Moral. This fable admonishes that the hatreds of bad citizens among themselves rather are to be nourished than extinguished that, whilst they contend among themselves, they may permit good men to live quietly.



164. Of an Old Man Being Willing to Defer Death
A certain old man asked death who came to snatch him out of life, that he would delay till he made his will and prepared the other necessary things for so great a journey. To whom death said, "Why warned so often by me hast thou not prepared thyself?" And,when he said that he never had seen him before, he said, "When daily I snatched away not only thy equals of which none almost now remain, but also young men, boys, and infants, did not I admonish thee of thy mortality? When thou perceivedst thine eyes to grown dim, thy hearing to be lessened, and thy other senses to decay daily, did I not say to thee, that I was near? And dost thou deny that thou hast been admonished? Wherefore it is not to be deferred longer."

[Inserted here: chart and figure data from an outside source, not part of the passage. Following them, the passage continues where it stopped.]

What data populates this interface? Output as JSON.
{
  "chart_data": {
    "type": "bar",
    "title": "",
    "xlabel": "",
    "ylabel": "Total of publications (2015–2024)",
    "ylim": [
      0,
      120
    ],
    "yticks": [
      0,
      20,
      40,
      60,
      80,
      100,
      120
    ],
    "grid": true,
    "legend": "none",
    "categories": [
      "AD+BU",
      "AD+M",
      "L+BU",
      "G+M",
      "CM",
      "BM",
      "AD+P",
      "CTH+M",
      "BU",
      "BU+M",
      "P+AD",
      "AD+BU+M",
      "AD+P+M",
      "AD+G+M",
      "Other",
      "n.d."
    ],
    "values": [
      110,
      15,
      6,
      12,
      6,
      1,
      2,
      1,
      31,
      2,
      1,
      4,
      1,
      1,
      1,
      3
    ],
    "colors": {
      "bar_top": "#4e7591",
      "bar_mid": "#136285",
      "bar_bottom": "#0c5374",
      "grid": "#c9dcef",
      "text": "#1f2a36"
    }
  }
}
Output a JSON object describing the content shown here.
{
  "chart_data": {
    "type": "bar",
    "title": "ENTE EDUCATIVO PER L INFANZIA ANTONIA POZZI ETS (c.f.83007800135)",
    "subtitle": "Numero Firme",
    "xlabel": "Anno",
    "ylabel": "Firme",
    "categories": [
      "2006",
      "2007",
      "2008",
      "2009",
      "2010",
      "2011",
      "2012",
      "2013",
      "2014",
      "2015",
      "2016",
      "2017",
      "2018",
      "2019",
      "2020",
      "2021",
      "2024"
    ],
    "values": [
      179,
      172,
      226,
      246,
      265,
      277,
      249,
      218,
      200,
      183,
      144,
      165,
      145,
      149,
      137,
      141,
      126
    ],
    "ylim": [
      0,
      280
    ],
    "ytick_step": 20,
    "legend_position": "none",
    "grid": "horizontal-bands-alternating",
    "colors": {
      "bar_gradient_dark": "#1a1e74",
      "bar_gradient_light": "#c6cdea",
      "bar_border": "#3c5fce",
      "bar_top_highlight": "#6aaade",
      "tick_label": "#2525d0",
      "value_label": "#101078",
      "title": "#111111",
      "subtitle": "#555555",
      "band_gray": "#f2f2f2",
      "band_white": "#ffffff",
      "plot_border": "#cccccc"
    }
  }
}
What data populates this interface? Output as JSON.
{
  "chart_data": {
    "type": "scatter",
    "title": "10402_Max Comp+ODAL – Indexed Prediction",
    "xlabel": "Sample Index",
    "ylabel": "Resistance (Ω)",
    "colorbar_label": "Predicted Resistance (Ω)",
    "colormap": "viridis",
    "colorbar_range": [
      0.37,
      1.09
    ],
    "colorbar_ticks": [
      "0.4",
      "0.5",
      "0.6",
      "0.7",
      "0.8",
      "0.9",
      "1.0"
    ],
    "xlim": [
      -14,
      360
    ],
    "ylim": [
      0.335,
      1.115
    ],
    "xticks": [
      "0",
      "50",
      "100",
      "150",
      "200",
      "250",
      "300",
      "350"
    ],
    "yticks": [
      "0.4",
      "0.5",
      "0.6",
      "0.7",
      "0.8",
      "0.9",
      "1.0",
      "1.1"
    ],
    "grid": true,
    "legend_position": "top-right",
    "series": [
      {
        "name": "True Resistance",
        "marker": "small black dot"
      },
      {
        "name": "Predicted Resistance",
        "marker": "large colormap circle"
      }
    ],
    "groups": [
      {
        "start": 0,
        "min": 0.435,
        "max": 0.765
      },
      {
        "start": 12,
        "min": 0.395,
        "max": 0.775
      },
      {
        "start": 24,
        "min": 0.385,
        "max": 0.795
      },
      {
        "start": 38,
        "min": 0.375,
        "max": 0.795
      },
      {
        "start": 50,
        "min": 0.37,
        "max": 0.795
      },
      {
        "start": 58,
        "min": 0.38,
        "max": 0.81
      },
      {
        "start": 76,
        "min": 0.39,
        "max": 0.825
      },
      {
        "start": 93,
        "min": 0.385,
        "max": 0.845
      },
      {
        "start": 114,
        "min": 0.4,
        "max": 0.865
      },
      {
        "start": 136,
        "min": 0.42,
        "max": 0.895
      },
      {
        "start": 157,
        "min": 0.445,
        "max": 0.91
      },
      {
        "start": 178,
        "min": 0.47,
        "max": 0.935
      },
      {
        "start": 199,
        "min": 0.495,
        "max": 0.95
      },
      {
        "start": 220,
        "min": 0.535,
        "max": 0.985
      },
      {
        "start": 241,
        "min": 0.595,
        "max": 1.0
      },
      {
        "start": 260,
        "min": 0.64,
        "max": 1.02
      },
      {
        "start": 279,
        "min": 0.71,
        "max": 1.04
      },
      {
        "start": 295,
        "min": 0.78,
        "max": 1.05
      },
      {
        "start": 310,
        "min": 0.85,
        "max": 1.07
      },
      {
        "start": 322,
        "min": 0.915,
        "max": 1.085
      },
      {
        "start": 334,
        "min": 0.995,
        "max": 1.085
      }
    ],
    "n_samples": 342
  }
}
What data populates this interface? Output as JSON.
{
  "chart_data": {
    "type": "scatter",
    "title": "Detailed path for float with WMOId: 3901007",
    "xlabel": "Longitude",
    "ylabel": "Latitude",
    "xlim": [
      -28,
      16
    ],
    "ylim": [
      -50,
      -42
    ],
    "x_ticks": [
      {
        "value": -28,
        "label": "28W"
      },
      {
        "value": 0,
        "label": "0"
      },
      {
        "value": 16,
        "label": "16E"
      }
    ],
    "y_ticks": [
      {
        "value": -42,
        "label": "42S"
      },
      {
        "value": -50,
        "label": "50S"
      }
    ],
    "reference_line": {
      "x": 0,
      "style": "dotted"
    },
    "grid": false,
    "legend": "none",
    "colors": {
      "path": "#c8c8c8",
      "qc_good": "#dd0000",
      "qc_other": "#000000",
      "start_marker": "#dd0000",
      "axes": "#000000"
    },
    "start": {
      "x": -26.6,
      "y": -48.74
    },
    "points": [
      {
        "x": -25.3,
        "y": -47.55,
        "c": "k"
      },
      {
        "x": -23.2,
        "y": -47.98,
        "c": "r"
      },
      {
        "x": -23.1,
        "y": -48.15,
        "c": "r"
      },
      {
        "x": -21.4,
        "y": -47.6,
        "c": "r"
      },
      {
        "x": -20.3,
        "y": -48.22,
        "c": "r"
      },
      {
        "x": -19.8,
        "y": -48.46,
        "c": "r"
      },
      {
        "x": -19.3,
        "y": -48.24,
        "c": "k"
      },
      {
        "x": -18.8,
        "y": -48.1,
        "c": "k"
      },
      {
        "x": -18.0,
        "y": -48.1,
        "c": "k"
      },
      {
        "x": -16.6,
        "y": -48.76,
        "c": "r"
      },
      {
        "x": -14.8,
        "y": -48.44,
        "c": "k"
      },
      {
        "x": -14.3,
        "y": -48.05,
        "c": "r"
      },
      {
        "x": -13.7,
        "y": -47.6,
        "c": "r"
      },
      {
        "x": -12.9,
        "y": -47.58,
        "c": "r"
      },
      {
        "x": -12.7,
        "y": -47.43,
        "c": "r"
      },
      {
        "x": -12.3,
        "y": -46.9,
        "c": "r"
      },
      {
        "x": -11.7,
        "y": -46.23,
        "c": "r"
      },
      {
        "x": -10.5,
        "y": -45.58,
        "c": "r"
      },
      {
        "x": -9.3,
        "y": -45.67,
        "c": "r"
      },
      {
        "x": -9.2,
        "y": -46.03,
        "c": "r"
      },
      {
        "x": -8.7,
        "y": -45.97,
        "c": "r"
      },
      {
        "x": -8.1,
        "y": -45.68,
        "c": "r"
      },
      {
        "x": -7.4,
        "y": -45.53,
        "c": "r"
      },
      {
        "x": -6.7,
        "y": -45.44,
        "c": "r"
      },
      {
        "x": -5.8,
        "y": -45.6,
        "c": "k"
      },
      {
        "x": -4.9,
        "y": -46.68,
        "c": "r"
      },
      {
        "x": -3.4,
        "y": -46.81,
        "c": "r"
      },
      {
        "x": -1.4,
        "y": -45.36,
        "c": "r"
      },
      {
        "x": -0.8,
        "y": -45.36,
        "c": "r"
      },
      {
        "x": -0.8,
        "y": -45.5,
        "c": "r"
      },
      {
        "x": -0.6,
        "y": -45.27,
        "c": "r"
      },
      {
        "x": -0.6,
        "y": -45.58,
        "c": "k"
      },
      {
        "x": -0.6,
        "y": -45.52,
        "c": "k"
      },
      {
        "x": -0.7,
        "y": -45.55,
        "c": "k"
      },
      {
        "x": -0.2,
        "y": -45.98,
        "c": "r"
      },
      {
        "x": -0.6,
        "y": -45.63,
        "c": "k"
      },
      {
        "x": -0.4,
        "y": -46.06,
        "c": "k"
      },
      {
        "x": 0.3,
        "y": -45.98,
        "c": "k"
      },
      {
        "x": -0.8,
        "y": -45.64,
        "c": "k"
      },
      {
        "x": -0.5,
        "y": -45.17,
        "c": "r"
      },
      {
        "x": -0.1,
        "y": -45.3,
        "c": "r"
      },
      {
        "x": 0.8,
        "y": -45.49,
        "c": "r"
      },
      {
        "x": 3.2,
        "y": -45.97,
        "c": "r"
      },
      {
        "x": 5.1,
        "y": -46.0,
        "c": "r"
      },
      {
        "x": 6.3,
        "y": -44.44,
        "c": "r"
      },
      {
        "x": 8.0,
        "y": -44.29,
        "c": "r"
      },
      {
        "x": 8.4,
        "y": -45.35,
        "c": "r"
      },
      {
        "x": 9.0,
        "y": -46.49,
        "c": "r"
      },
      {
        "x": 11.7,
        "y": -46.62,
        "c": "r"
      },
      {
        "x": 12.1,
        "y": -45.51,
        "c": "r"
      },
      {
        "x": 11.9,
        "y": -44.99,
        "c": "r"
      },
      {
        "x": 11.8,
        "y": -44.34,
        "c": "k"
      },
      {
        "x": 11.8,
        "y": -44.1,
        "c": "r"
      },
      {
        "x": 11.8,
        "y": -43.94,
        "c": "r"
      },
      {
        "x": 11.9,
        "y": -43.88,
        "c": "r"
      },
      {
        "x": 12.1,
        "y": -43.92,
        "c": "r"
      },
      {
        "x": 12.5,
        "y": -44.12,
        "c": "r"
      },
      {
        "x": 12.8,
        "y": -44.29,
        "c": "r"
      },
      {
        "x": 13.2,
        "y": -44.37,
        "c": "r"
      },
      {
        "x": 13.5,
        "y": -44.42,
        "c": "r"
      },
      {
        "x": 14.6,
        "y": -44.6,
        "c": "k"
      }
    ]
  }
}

Moral. This fable shows that we ought to live as if always we saw death to be present.



165. Of a Covetout Man Speaking to a Bag of Money
A certain covetous man about to die and about to leave a vast heap of golden pieces ill gotten, asked a bag of monies which he commanded to be brought to him to whom he was about to produce pleasure? To whom the bag said, "To thine heirs, who will lavish the monies gotten by thee with so great sweat upon whores and feasts, and to the devils, who will torment thy soul with eternal punishments."
Moral. This fable shows it to be a most foolish thing to labour in those things, which may be about to produce joy to others, but torments to us.